January 17, 2008

The Kenya effect

Kenya's current unrest has presented neighbours like Ethiopia with both problems and potential opportunities, as is clear here in Addis Ababa

January 17, 2008

Simon Tsidal

Kenya's traumatic post-election stress disorder is making regional governments jittery.

Knock-on fuel shortages and economic dislocation affecting landlocked Uganda, Rwanda and Burundi are only part of the story.

The sudden turbulence radiating from Nairobi, often characterised as an island of stability in an east African ocean of storms, is proving deeply unsettling politically.

Ethiopia, Kenya's larger, more populous and impoverished northern neighbour, is a leading case in point. The ruling coalition led by the prime minister, Meles Zenawi, is still struggling to overcome the awful legacy of totalitarianism, famine, war and secession 16 years after deposing Mengistu Haile Mariam's Dergue regime.
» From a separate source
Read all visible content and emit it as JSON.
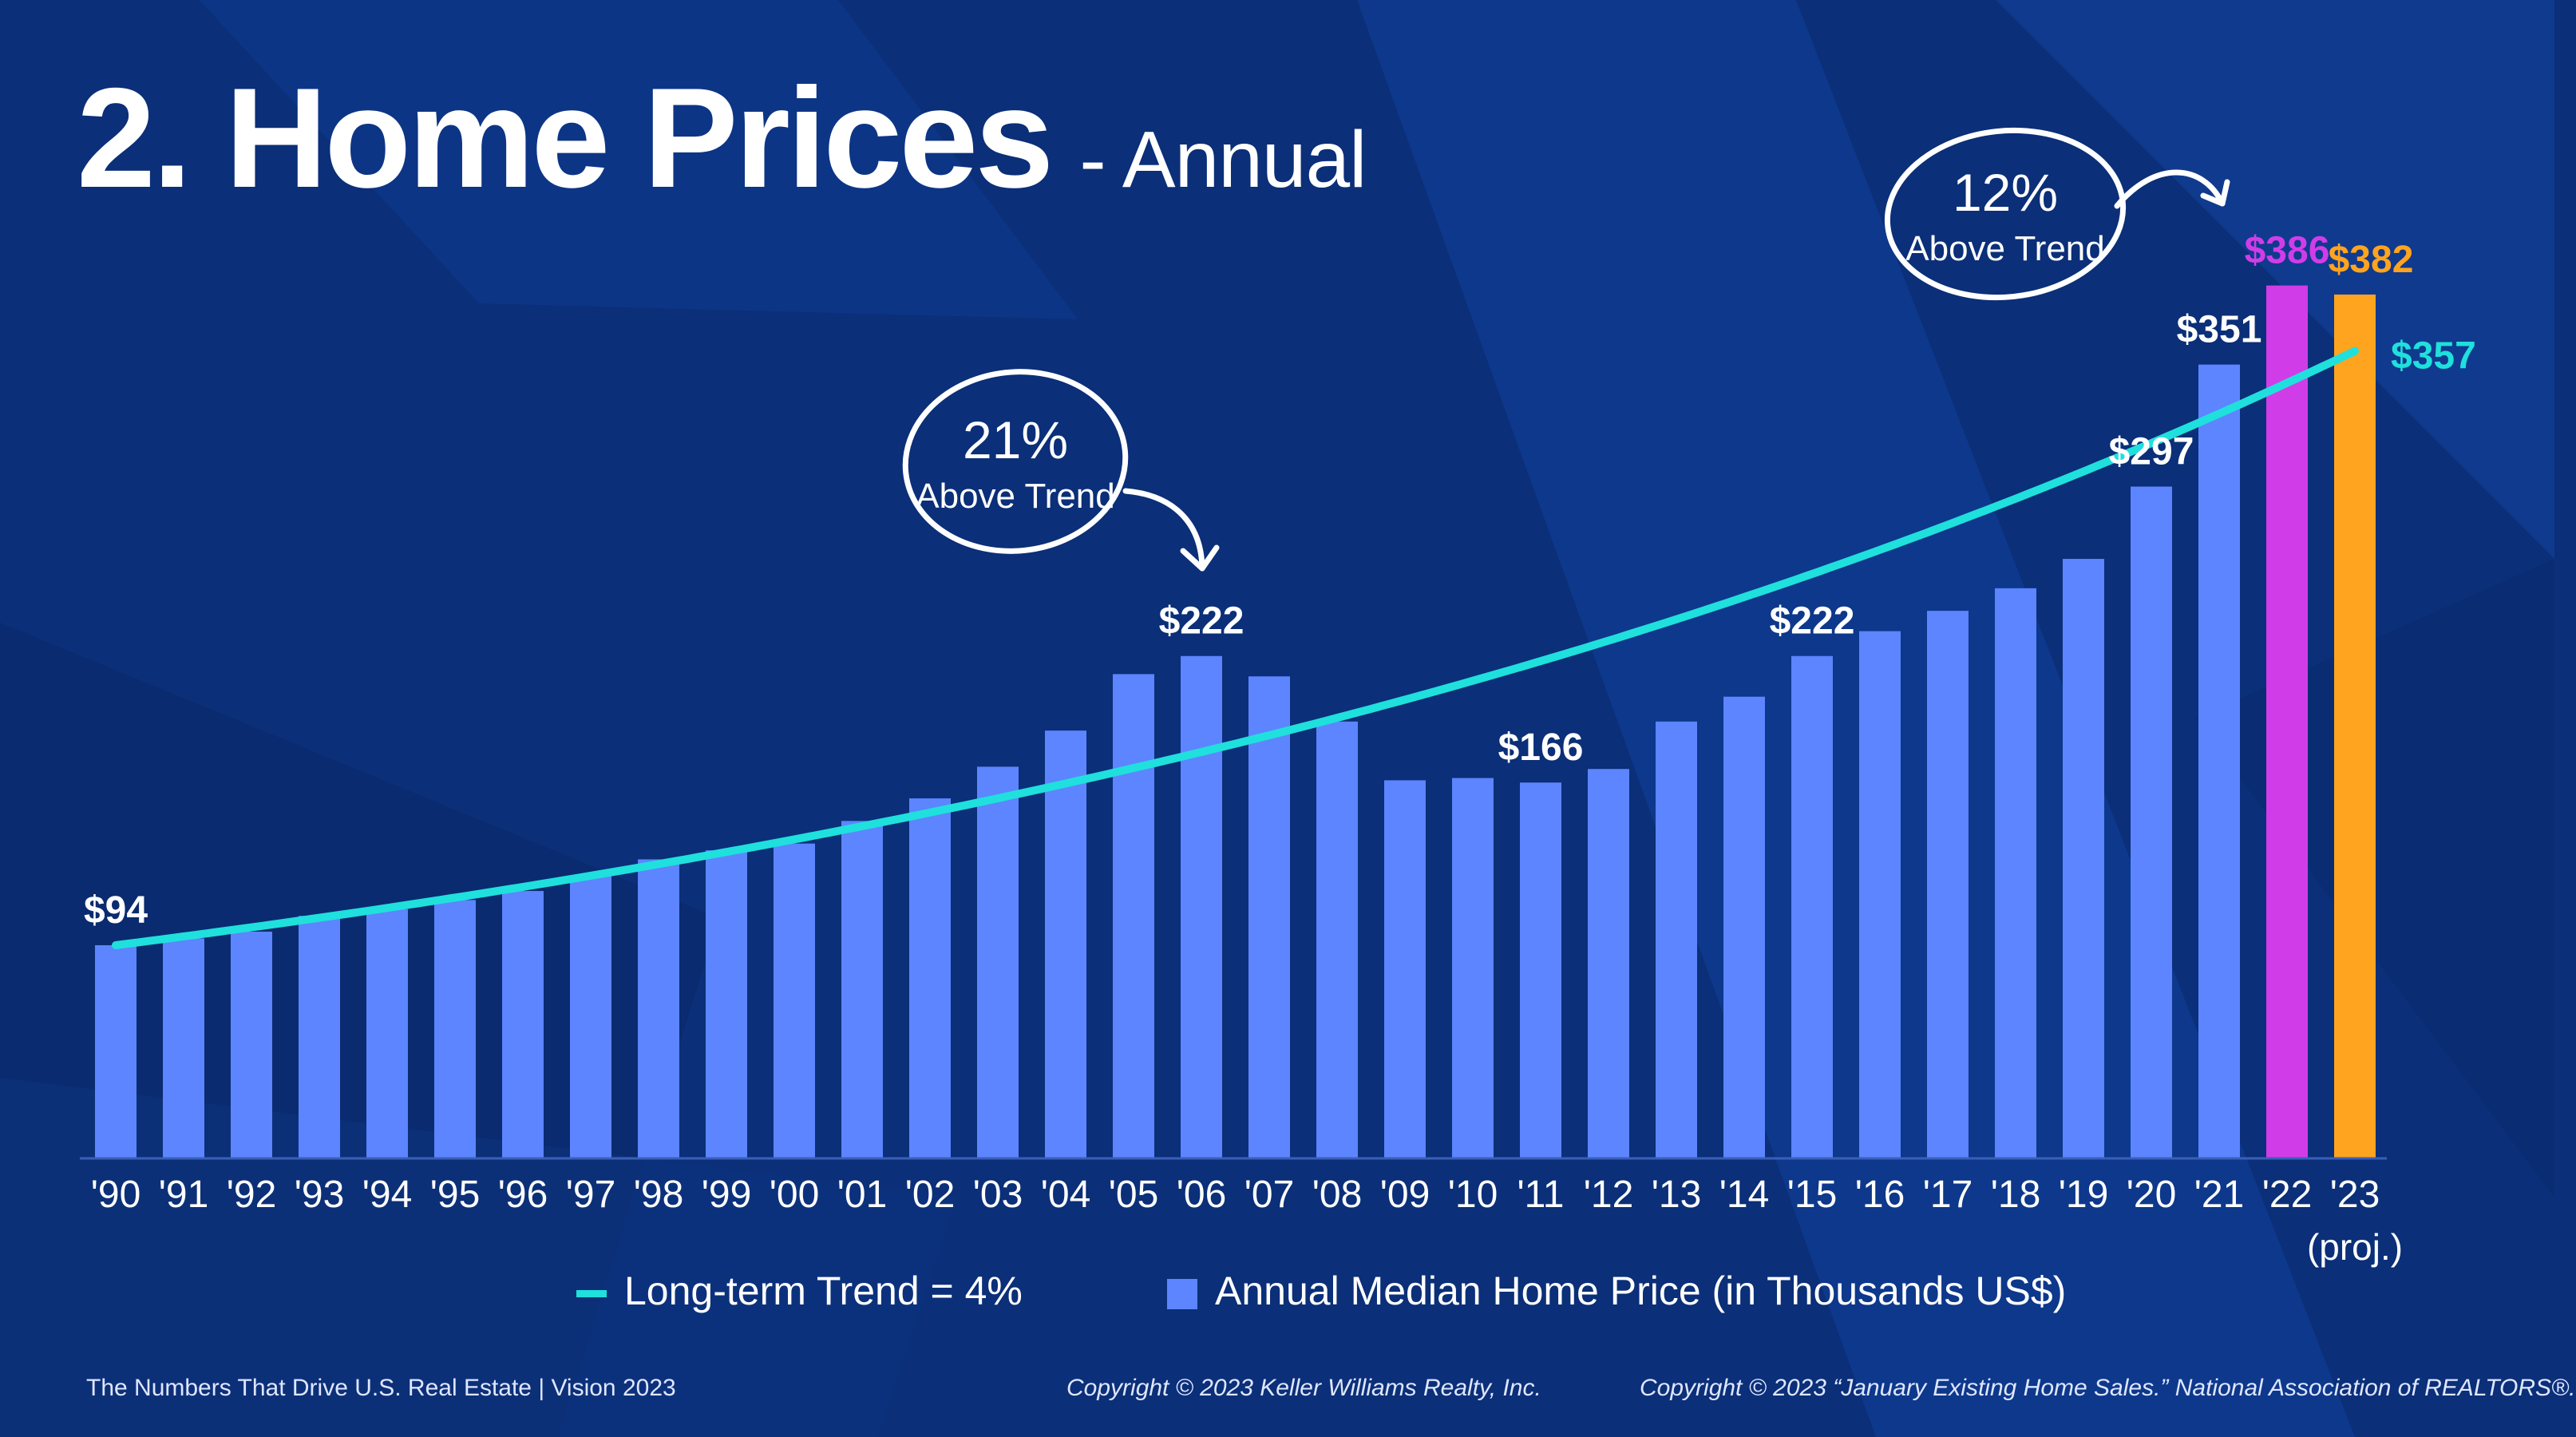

Officials here in Addis Ababa say progress is being made. Growth is in double digits. State primary education and healthcare provision is expanding.
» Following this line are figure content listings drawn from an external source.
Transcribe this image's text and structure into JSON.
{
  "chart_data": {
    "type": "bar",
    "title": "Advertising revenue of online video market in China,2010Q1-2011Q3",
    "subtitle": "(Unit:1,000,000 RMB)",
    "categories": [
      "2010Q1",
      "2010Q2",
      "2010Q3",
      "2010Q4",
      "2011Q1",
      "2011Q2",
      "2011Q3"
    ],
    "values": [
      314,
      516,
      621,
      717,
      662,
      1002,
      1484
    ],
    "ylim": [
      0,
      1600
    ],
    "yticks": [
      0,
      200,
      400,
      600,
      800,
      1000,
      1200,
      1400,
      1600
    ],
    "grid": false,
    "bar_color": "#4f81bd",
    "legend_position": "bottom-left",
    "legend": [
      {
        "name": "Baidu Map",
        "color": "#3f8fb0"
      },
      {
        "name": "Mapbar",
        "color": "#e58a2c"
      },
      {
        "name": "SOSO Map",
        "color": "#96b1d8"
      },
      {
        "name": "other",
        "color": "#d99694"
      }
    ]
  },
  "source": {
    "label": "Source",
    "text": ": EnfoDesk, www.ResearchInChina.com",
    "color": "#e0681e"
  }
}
And the agricultural sector, representing about 50% of the economy, is booming. Although still a recipient of food aid, Ethiopia actually exported $97m worth of cereals and oil seed in the last five months of 2007.
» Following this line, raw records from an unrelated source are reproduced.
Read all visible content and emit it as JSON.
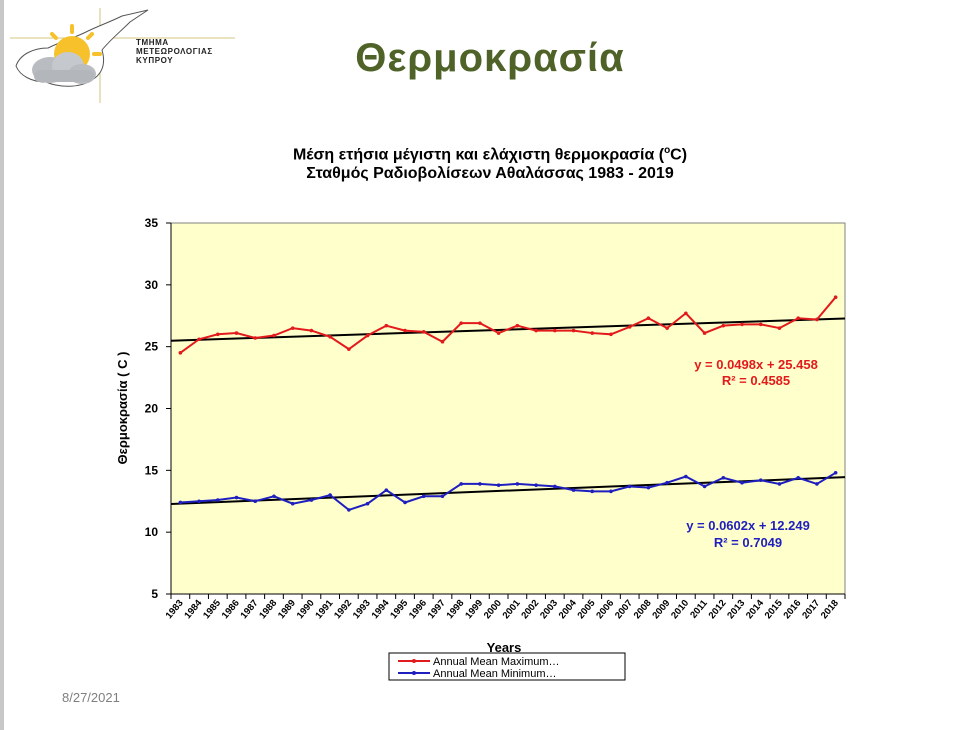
{
  "slide": {
    "title": "Θερμοκρασία",
    "date": "8/27/2021",
    "logo_lines": [
      "ΤΜΗΜΑ",
      "ΜΕΤΕΩΡΟΛΟΓΙΑΣ",
      "ΚΥΠΡΟΥ"
    ]
  },
  "chart_data": {
    "type": "line",
    "title_line1_pre": "Μέση ετήσια μέγιστη και ελάχιστη θερμοκρασία (",
    "title_line1_sup": "o",
    "title_line1_post": "C)",
    "title_line2": "Σταθμός Ραδιοβολίσεων Αθαλάσσας 1983 - 2019",
    "xlabel": "Years",
    "ylabel": "Θερμοκρασία ( C )",
    "ylim": [
      5,
      35
    ],
    "yticks": [
      5,
      10,
      15,
      20,
      25,
      30,
      35
    ],
    "grid": false,
    "plot_background": "#ffffcc",
    "x": [
      "1983",
      "1984",
      "1985",
      "1986",
      "1987",
      "1988",
      "1989",
      "1990",
      "1991",
      "1992",
      "1993",
      "1994",
      "1995",
      "1996",
      "1997",
      "1998",
      "1999",
      "2000",
      "2001",
      "2002",
      "2003",
      "2004",
      "2005",
      "2006",
      "2007",
      "2008",
      "2009",
      "2010",
      "2011",
      "2012",
      "2013",
      "2014",
      "2015",
      "2016",
      "2017",
      "2018"
    ],
    "series": [
      {
        "name": "Annual Mean  Maximum…",
        "color": "#e31a1c",
        "values": [
          24.5,
          25.6,
          26.0,
          26.1,
          25.7,
          25.9,
          26.5,
          26.3,
          25.8,
          24.8,
          25.9,
          26.7,
          26.3,
          26.2,
          25.4,
          26.9,
          26.9,
          26.1,
          26.7,
          26.3,
          26.3,
          26.3,
          26.1,
          26.0,
          26.6,
          27.3,
          26.5,
          27.7,
          26.1,
          26.7,
          26.8,
          26.8,
          26.5,
          27.3,
          27.2,
          29.0
        ],
        "trend": {
          "slope": 0.0498,
          "intercept": 25.458,
          "color": "#000000"
        },
        "equation": "y = 0.0498x + 25.458",
        "r2": "R² = 0.4585"
      },
      {
        "name": "Annual Mean  Minimum…",
        "color": "#1f1fbf",
        "values": [
          12.4,
          12.5,
          12.6,
          12.8,
          12.5,
          12.9,
          12.3,
          12.6,
          13.0,
          11.8,
          12.3,
          13.4,
          12.4,
          12.9,
          12.9,
          13.9,
          13.9,
          13.8,
          13.9,
          13.8,
          13.7,
          13.4,
          13.3,
          13.3,
          13.7,
          13.6,
          14.0,
          14.5,
          13.7,
          14.4,
          14.0,
          14.2,
          13.9,
          14.4,
          13.9,
          14.8
        ],
        "trend": {
          "slope": 0.0602,
          "intercept": 12.249,
          "color": "#000000"
        },
        "equation": "y = 0.0602x + 12.249",
        "r2": "R² = 0.7049"
      }
    ],
    "legend_position": "bottom-center"
  }
}
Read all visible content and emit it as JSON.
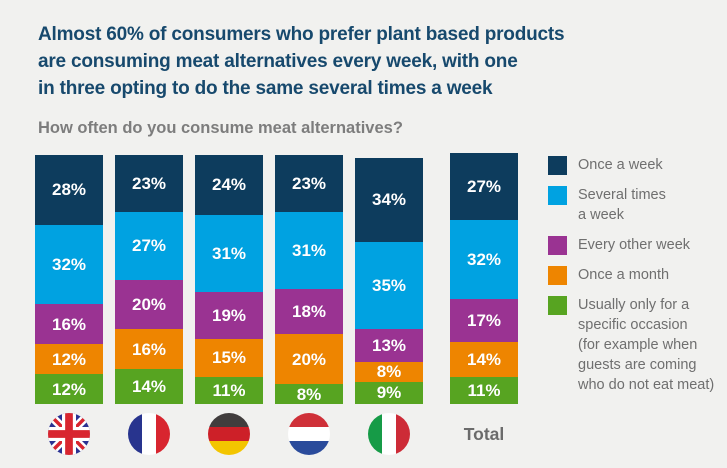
{
  "background_color": "#f1f1ef",
  "title": {
    "color": "#17496d",
    "lines": [
      "Almost 60% of consumers who prefer plant based products",
      "are consuming meat alternatives every week, with one",
      "in three opting to do the same several times a week"
    ]
  },
  "subtitle": "How often do you consume meat alternatives?",
  "total_label": "Total",
  "chart_data": {
    "type": "bar",
    "subtype": "stacked-percentage-columns",
    "title": "How often do you consume meat alternatives?",
    "categories": [
      "United Kingdom",
      "France",
      "Germany",
      "Netherlands",
      "Italy",
      "Total"
    ],
    "category_icons": [
      "uk-flag",
      "france-flag",
      "germany-flag",
      "netherlands-flag",
      "italy-flag",
      "total-text"
    ],
    "series": [
      {
        "name": "Once a week",
        "color": "#0d3c5d",
        "values": [
          28,
          23,
          24,
          23,
          34,
          27
        ]
      },
      {
        "name": "Several times a week",
        "color": "#00a2e1",
        "values": [
          32,
          27,
          31,
          31,
          35,
          32
        ]
      },
      {
        "name": "Every other week",
        "color": "#9a3392",
        "values": [
          16,
          20,
          19,
          18,
          13,
          17
        ]
      },
      {
        "name": "Once a month",
        "color": "#ee8500",
        "values": [
          12,
          16,
          15,
          20,
          8,
          14
        ]
      },
      {
        "name": "Usually only for a specific occasion (for example when guests are coming who do not eat meat)",
        "color": "#57a421",
        "values": [
          12,
          14,
          11,
          8,
          9,
          11
        ]
      }
    ],
    "value_suffix": "%",
    "value_labels": "inside-white-bold",
    "legend_position": "right",
    "grid": false,
    "axis": "none"
  },
  "legend": {
    "items": [
      {
        "label": "Once a week",
        "color": "#0d3c5d"
      },
      {
        "label": "Several times\na week",
        "color": "#00a2e1"
      },
      {
        "label": "Every other week",
        "color": "#9a3392"
      },
      {
        "label": "Once a month",
        "color": "#ee8500"
      },
      {
        "label": "Usually only for a\nspecific occasion\n (for example when\nguests are coming\nwho do not eat meat)",
        "color": "#57a421"
      }
    ]
  },
  "flags": [
    "uk",
    "france",
    "germany",
    "netherlands",
    "italy"
  ],
  "flag_colors": {
    "uk_blue": "#2b3292",
    "uk_red": "#d8252f",
    "france": [
      "#28348e",
      "#ffffff",
      "#d8252f"
    ],
    "germany": [
      "#413d3d",
      "#cd2028",
      "#f3c500"
    ],
    "netherlands": [
      "#cf3038",
      "#ffffff",
      "#2a4b9b"
    ],
    "italy": [
      "#169b47",
      "#ffffff",
      "#cd2b37"
    ]
  }
}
Yet more so even than in Kenya, Ethiopia's bewildering racial and linguistic diversity - there are about 80 distinct ethnic groups - sets daunting political bear traps for the unwary nation builder.

Several regionally based opposition groups, including the Ogaden National Liberation Front and the Oromo Liberation Front, advocate armed struggle. And even the divided parliamentary opposition has not yet forgiven Meles for the disputed 2005 general election that saw dozens of deaths and thousands of arrests - an event compared by critics to what, on a larger scale, is now happening in Kenya.

Adding to Addis's worries, Ethiopia is literally hemmed in by unresolved and potentially ruinously expansive conflicts - in southern Sudan, in Somalia, and along its much fought-over border with Eritrea.

Ethiopia is directly and controversially involved in trying to resolve some of these problems, as in the ongoing struggle against Islamist militancy and warlordism in Mogadishu. But resources are limited.

To this fractious list must now be added Kenya, although officials hope the addition will be temporary. Their evident fear is that Kenyan turmoil, if not stemmed, will indirectly exacerbate regional strife.

Meles, an ally of Kenya's besieged president, Mwai Kibaki, has kept his head down so far. According to the foreign ministry, he telephoned both Kibaki and his rival, Raila Odinga, to urge calm and a peaceful resolution of the crisis.

Stability in Kenya was considered necessary for stability in Ethiopia and the Horn of Africa, it quoted Meles as saying. "Obviously we don't want to see chaos in Kenya. Any fires burning there will surely come to us," a senior official said.

But regional newspaper editorials have been less circumspect. "Much was said about Kenya being a beacon of stability and economic success in the region," the Addis Guardian commented.

"Kenya was a country the west has been brandishing as a model of tolerance and democracy... What the crisis has revealed is that democracy in Africa is still an illusion and that tribalism is the monster that is lurking behind all the pretensions the politicians resort to."

The Sub-Saharan Informer accused the African Union and the Igad regional forum of disastrous dithering. "One wonders whether complacency, indifference or the usual line about 'non-intervention in the internal affairs of a country' is at play here," the paper said.

The presumed failings of African democracy aside, Ethiopia's concerns are tempered by the realisation that Kenya's troubles could bring long-term benefits. Cheaper Ethiopian products, notably cut flowers for export to Europe, are already undercutting previously dominant Kenyan businesses. And the current troubles may usefully serve to remind the US and Britain of an increasingly well-managed Ethiopia's strategic importance in terms of the "war on terror" and regional security, said a leading independent political consultant here.

"Meles does not want himself or Kenya to be told what to do by Gordon Brown or George Bush. The idea of lecturing from Downing Street does not go down well. And there is a sense that the EU's constant criticisms of Kenya have not helped," the consultant said.

"But the Ethiopians do want to convey the idea that they have a stronger core of stability than Kenya, that they have state structures that can survive whatever you throw at them."

In Addis, such proud self-assertiveness in the only major African country never to be colonised feeds an ultimate aim of changing the country's image from basket case to regional powerhouse. They are calling it the Ethiopian renaissance. And despite problems at all points of the compass, they seem pretty determined to make it work.